Она всё молчала. Даже глаз не подняла.

Тут вдруг я вспоминаю про стул. В кухне был еще один. С большим трудом я доволочил его до Лиди. Насилу вскарабкался на него: Лиди не помешала. Оттуда я хотел было прыгнуть ей на колени, но, как только прыгнул, она поймала меня, поставила снова на пол и шлепнула хорошенько. Я пробовал еще раз пять. И каждый раз она не мешала мне поначалу, но ни рука, ни взгляд ее не смягчились ни разу.

Ноги уже не держали меня; я упал и, лежа ничком, смотрел на нее, не поможет ли она мне подняться. Она не шевельнулась.

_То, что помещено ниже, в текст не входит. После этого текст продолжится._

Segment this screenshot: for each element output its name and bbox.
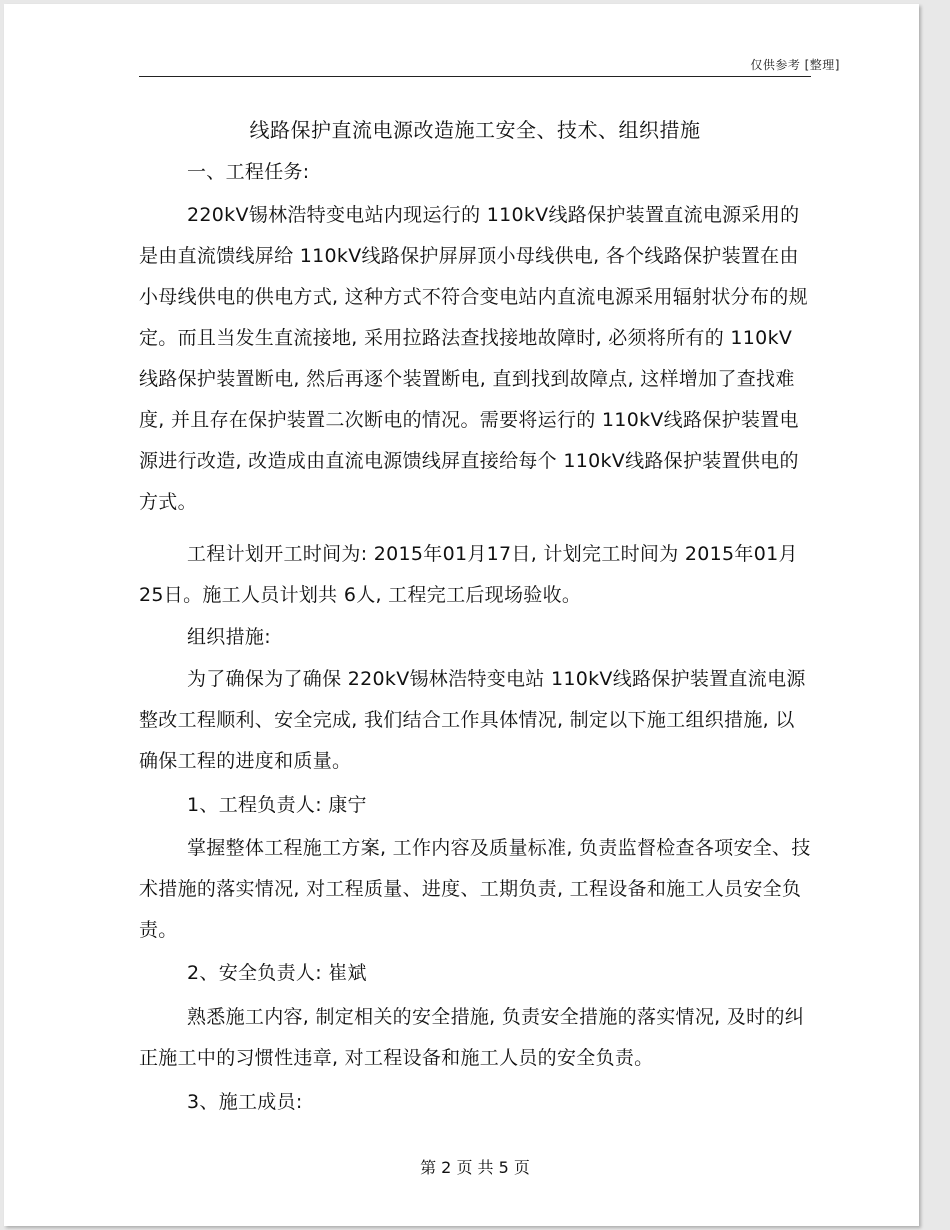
document-title: 线路保护直流电源改造施工安全、技术、组织措施	[249, 118, 701, 142]
section-heading-organization: 组织措施:	[187, 626, 271, 648]
item-project-leader: 1、工程负责人: 康宁	[187, 794, 367, 816]
paragraph-task-description: 220kV锡林浩特变电站内现运行的 110kV线路保护装置直流电源采用的是由直流馈线屏给 110kV线路保护屏屏顶小母线供电, 各个线路保护装置在由小母线供电的供电方式, 这种方式不符合变电站内直流电源采用辐射状分布的规定。而且当发生直流接地, 采用拉路法查找接地故障时, 必须将所有的 110kV线路保护装置断电, 然后再逐个装置断电, 直到找到故障点, 这样增加了查找难度, 并且存在保护装置二次断电的情况。需要将运行的 110kV线路保护装置电源进行改造, 改造成由直流电源馈线屏直接给每个 110kV线路保护装置供电的方式。	[139, 204, 808, 513]
paragraph-schedule: 工程计划开工时间为: 2015年01月17日, 计划完工时间为 2015年01月25日。施工人员计划共 6人, 工程完工后现场验收。	[139, 543, 798, 606]
header-note: 仅供参考 [整理]	[750, 58, 840, 72]
paragraph-safety-duties: 熟悉施工内容, 制定相关的安全措施, 负责安全措施的落实情况, 及时的纠正施工中的习惯性违章, 对工程设备和施工人员的安全负责。	[139, 1006, 805, 1069]
paragraph-leader-duties: 掌握整体工程施工方案, 工作内容及质量标准, 负责监督检查各项安全、技术措施的落实情况, 对工程质量、进度、工期负责, 工程设备和施工人员安全负责。	[139, 837, 811, 941]
paragraph-organization-intro: 为了确保为了确保 220kV锡林浩特变电站 110kV线路保护装置直流电源整改工程顺利、安全完成, 我们结合工作具体情况, 制定以下施工组织措施, 以确保工程的进度和质量。	[139, 668, 806, 772]
item-construction-members: 3、施工成员:	[187, 1091, 303, 1113]
page-number: 第 2 页 共 5 页	[420, 1158, 530, 1177]
header-rule	[139, 76, 811, 77]
item-safety-leader: 2、安全负责人: 崔斌	[187, 962, 367, 984]
section-heading-task: 一、工程任务:	[187, 161, 310, 183]
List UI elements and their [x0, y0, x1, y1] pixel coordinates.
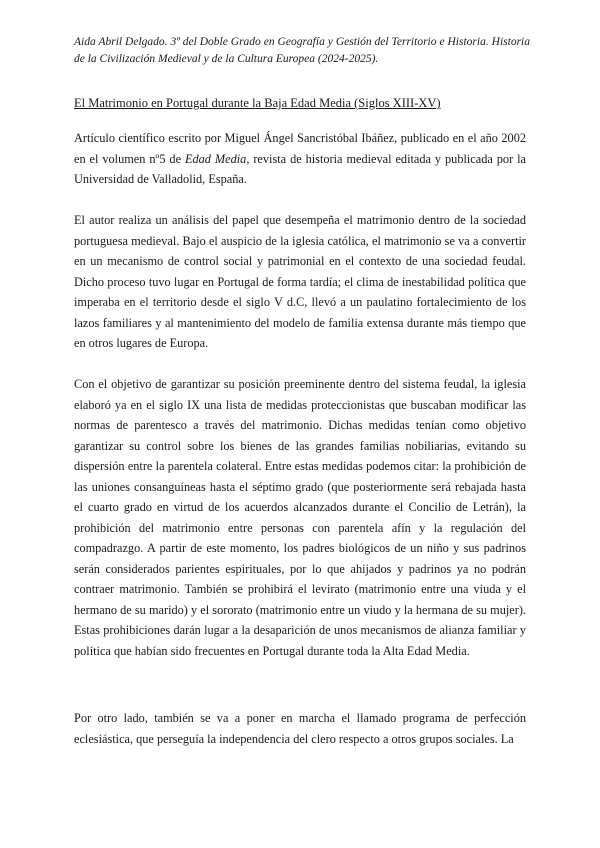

Я сел, поджал под себя ноги и продолжал смотреть. Она всё шила. В ярости, я хотел накинуться на ее ноги. Она удержала меня одной рукой и тут засмеялась, резко, но негромко, как бы про себя. Потом подняла меня и быстро отнесла в детскую. Положила на ковер и, не сказав ни слова, заперла меня на ключ.

Брат с сестрой все еще играли. Какое-то время я отчаянно колотил в дверь… Потом утешил себя тем, что не верю ничему из сказанного Лиди…


Суббота — самый плохой день. За что бы я ни взялся, тут же слышу: сегодня нельзя — грех.

— Грех? — спрашиваю я.

Моя мать говорит: грех — это то, за что милостивый Господь карает человека. То, что запрещено.

— Если Господь милостивый, — спрашиваю я, — то почему Он карает?

— Потому что этого нельзя, — отвечает мать.

— Но если милостивый, — снова спрашиваю я, — то почему Он не разрешает мне всё?

— Ну вот, — говорит мать и поворачивается к отцу, — толкуй с ним! У него всегда есть вопрос в запасе.

На что отец откликается так:

— Будет с тебя того, что мы тебе говорим. Этого нельзя! И кончено. Остальное узнаешь, когда вырастешь.

Я думаю: «вырастешь» — это я уже слышал. Вместо того, чтобы сказать: «этого мы не знаем», они говорят: «когда ты вырастешь». Самая лучшая отговорка.

Мать прибавляет:

— Детям священнослужителя положено блюсти субботу строже, чем остальным.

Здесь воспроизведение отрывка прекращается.